One key strength of the DIPRA study Dr. Al-Azizi noted is that it included some investigators who were at the early stage of the learning curve with the procedure. A limitation is that it didn’t evaluate hand numbness or tingling, but hand sensory testing is “very subjective,” he said. “To avoid confusion, we decided to go with the more repeatable questionnaire rather than a sensation or sensory test,” he added.

The next step for his research team is to conduct a meta-analysis of studies that have evaluated DRA and PRA, Dr. Al-Azizi said.
 

‘Slow to the party’

U.S. interventional cardiologists have been “slow to the party” in adopting radial artery access for PCI, said David A. Cox, MD, of Sanger Heart and Vascular Institute in Charlotte, N.C., and SCAI communications committee chair. Even now uptake is low, compared with the rest of the world, he said.

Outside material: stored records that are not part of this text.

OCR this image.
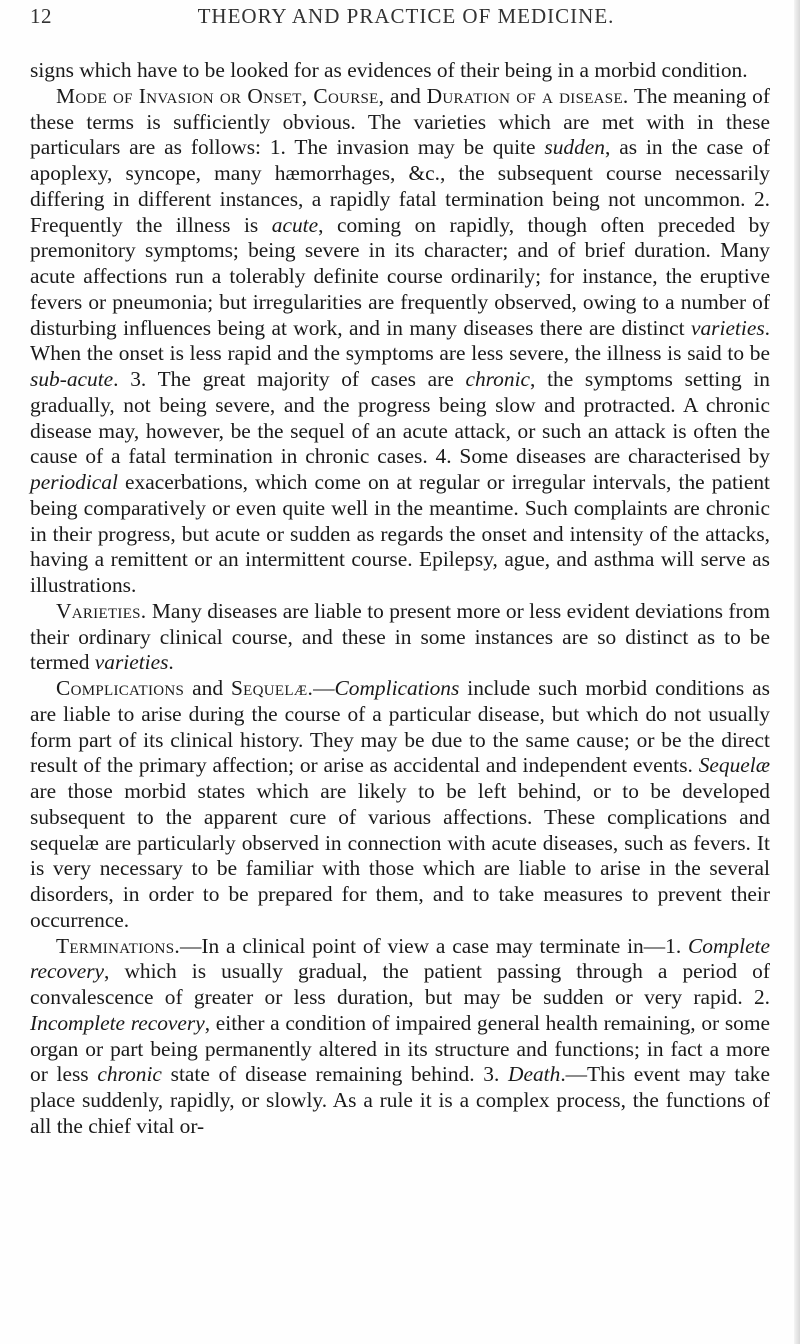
12	THEORY AND PRACTICE OF MEDICINE.

signs which have to be looked for as evidences of their being in a morbid condition.

Mode of Invasion or Onset, Course, and Duration of a disease. The meaning of these terms is sufficiently obvious. The varieties which are met with in these particulars are as follows: 1. The invasion may be quite sudden, as in the case of apoplexy, syncope, many hæmorrhages, &c., the subsequent course necessarily differing in different instances, a rapidly fatal termination being not uncommon. 2. Frequently the illness is acute, coming on rapidly, though often preceded by premonitory symptoms; being severe in its character; and of brief duration. Many acute affections run a tolerably definite course ordinarily; for instance, the eruptive fevers or pneumonia; but irregularities are frequently observed, owing to a number of disturbing influences being at work, and in many diseases there are distinct varieties. When the onset is less rapid and the symptoms are less severe, the illness is said to be sub-acute. 3. The great majority of cases are chronic, the symptoms setting in gradually, not being severe, and the progress being slow and protracted. A chronic disease may, however, be the sequel of an acute attack, or such an attack is often the cause of a fatal termination in chronic cases. 4. Some diseases are characterised by periodical exacerbations, which come on at regular or irregular intervals, the patient being comparatively or even quite well in the meantime. Such complaints are chronic in their progress, but acute or sudden as regards the onset and intensity of the attacks, having a remittent or an intermittent course. Epilepsy, ague, and asthma will serve as illustrations.

Varieties. Many diseases are liable to present more or less evident deviations from their ordinary clinical course, and these in some instances are so distinct as to be termed varieties.

Complications and Sequelæ.—Complications include such morbid conditions as are liable to arise during the course of a particular disease, but which do not usually form part of its clinical history. They may be due to the same cause; or be the direct result of the primary affection; or arise as accidental and independent events. Sequelæ are those morbid states which are likely to be left behind, or to be developed subsequent to the apparent cure of various affections. These complications and sequelæ are particularly observed in connection with acute diseases, such as fevers. It is very necessary to be familiar with those which are liable to arise in the several disorders, in order to be prepared for them, and to take measures to prevent their occurrence.

Terminations.—In a clinical point of view a case may terminate in—1. Complete recovery, which is usually gradual, the patient passing through a period of convalescence of greater or less duration, but may be sudden or very rapid. 2. Incomplete recovery, either a condition of impaired general health remaining, or some organ or part being permanently altered in its structure and functions; in fact a more or less chronic state of disease remaining behind. 3. Death.—This event may take place suddenly, rapidly, or slowly. As a rule it is a complex process, the functions of all the chief vital or-
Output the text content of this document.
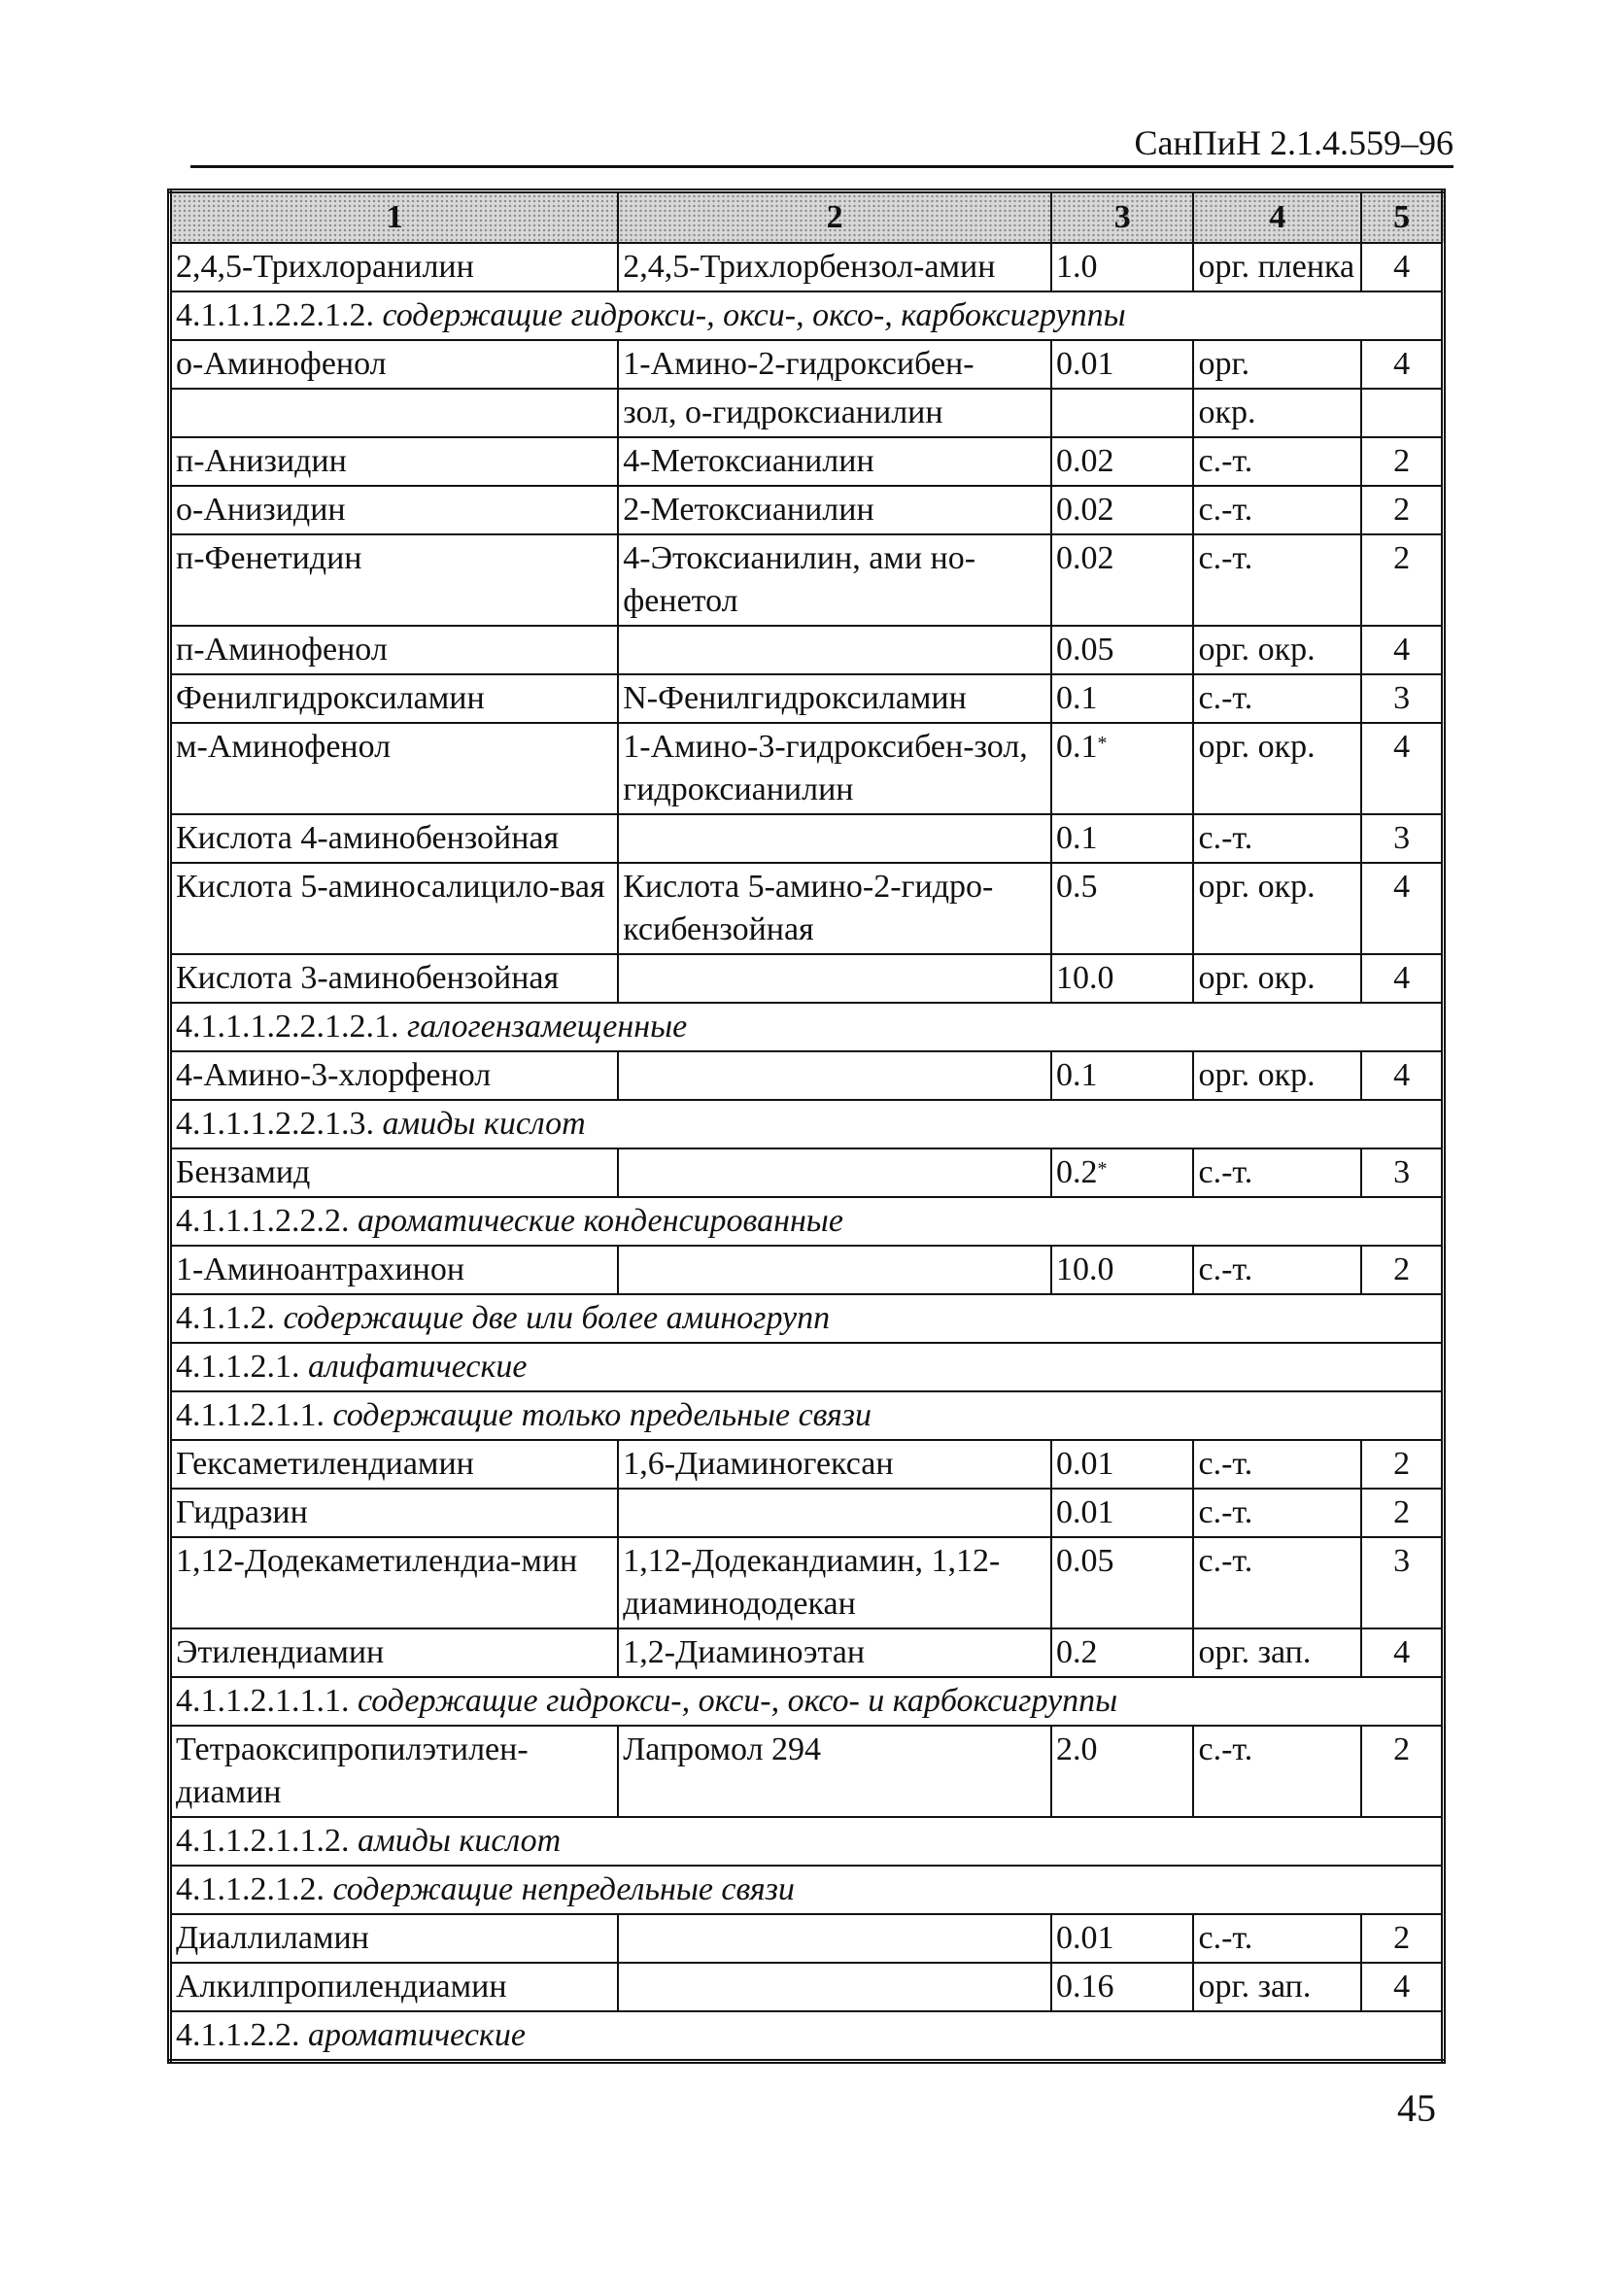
СанПиН 2.1.4.559–96
1	2	3	4	5
2,4,5-Трихлоранилин	2,4,5-Трихлорбензол-амин	1.0	орг. пленка	4
4.1.1.1.2.2.1.2. содержащие гидрокси-, окси-, оксо-, карбоксигруппы				
о-Аминофенол	1-Амино-2-гидроксибен-	0.01	орг.	4
	зол, о-гидроксианилин		окр.	
п-Анизидин	4-Метоксианилин	0.02	с.-т.	2
о-Анизидин	2-Метоксианилин	0.02	с.-т.	2
п-Фенетидин	4-Этоксианилин, ами но-фенетол	0.02	с.-т.	2
п-Аминофенол		0.05	орг. окр.	4
Фенилгидроксиламин	N-Фенилгидроксиламин	0.1	с.-т.	3
м-Аминофенол	1-Амино-3-гидроксибен-зол, гидроксианилин	0.1*	орг. окр.	4
Кислота 4-аминобензойная		0.1	с.-т.	3
Кислота 5-аминосалицило-вая	Кислота 5-амино-2-гидро-ксибензойная	0.5	орг. окр.	4
Кислота 3-аминобензойная		10.0	орг. окр.	4
4.1.1.1.2.2.1.2.1. галогензамещенные				
4-Амино-3-хлорфенол		0.1	орг. окр.	4
4.1.1.1.2.2.1.3. амиды кислот				
Бензамид		0.2*	с.-т.	3
4.1.1.1.2.2.2. ароматические конденсированные				
1-Аминоантрахинон		10.0	с.-т.	2
4.1.1.2. содержащие две или более аминогрупп				
4.1.1.2.1. алифатические				
4.1.1.2.1.1. содержащие только предельные связи				
Гексаметилендиамин	1,6-Диаминогексан	0.01	с.-т.	2
Гидразин		0.01	с.-т.	2
1,12-Додекаметилендиа-мин	1,12-Додекандиамин, 1,12-диаминододекан	0.05	с.-т.	3
Этилендиамин	1,2-Диаминоэтан	0.2	орг. зап.	4
4.1.1.2.1.1.1. содержащие гидрокси-, окси-, оксо- и карбоксигруппы				
Тетраоксипропилэтилен-диамин	Лапромол 294	2.0	с.-т.	2
4.1.1.2.1.1.2. амиды кислот				
4.1.1.2.1.2. содержащие непредельные связи				
Диаллиламин		0.01	с.-т.	2
Алкилпропилендиамин		0.16	орг. зап.	4
4.1.1.2.2. ароматические				
45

“I can tell you what patients care about: Did you have to stick my groin?” he said at a SCAI press conference. “What they just want to know is that there are no issues with hand function.”

Some patients who need fine motor hand function would still opt for femoral access, he said.

“Are we looking at the right metric?” he asked Dr. Al-Azizi. “It took a long time to get American doctors to stick the radial, so why would I want to learn distal radial artery if I’m really pretty good at proximal and if it’s not inferior?”

Dr. Al-Azizi noted that previous studies showed a trend toward a lower incidence of radial artery occlusion (RAO) with DRA access. It also better preserves the renal arteries for dialysis and CABG, he said.

“The metric that would move the needle,” Dr. Cox noted, “is if you had radial artery occlusion rates vs. snuff box occlusion rates, and we don’t have that rate.”

Dr. Al-Azizi has no relevant financial disclosures. Dr. Cox disclosed financial relationships with Medtronic.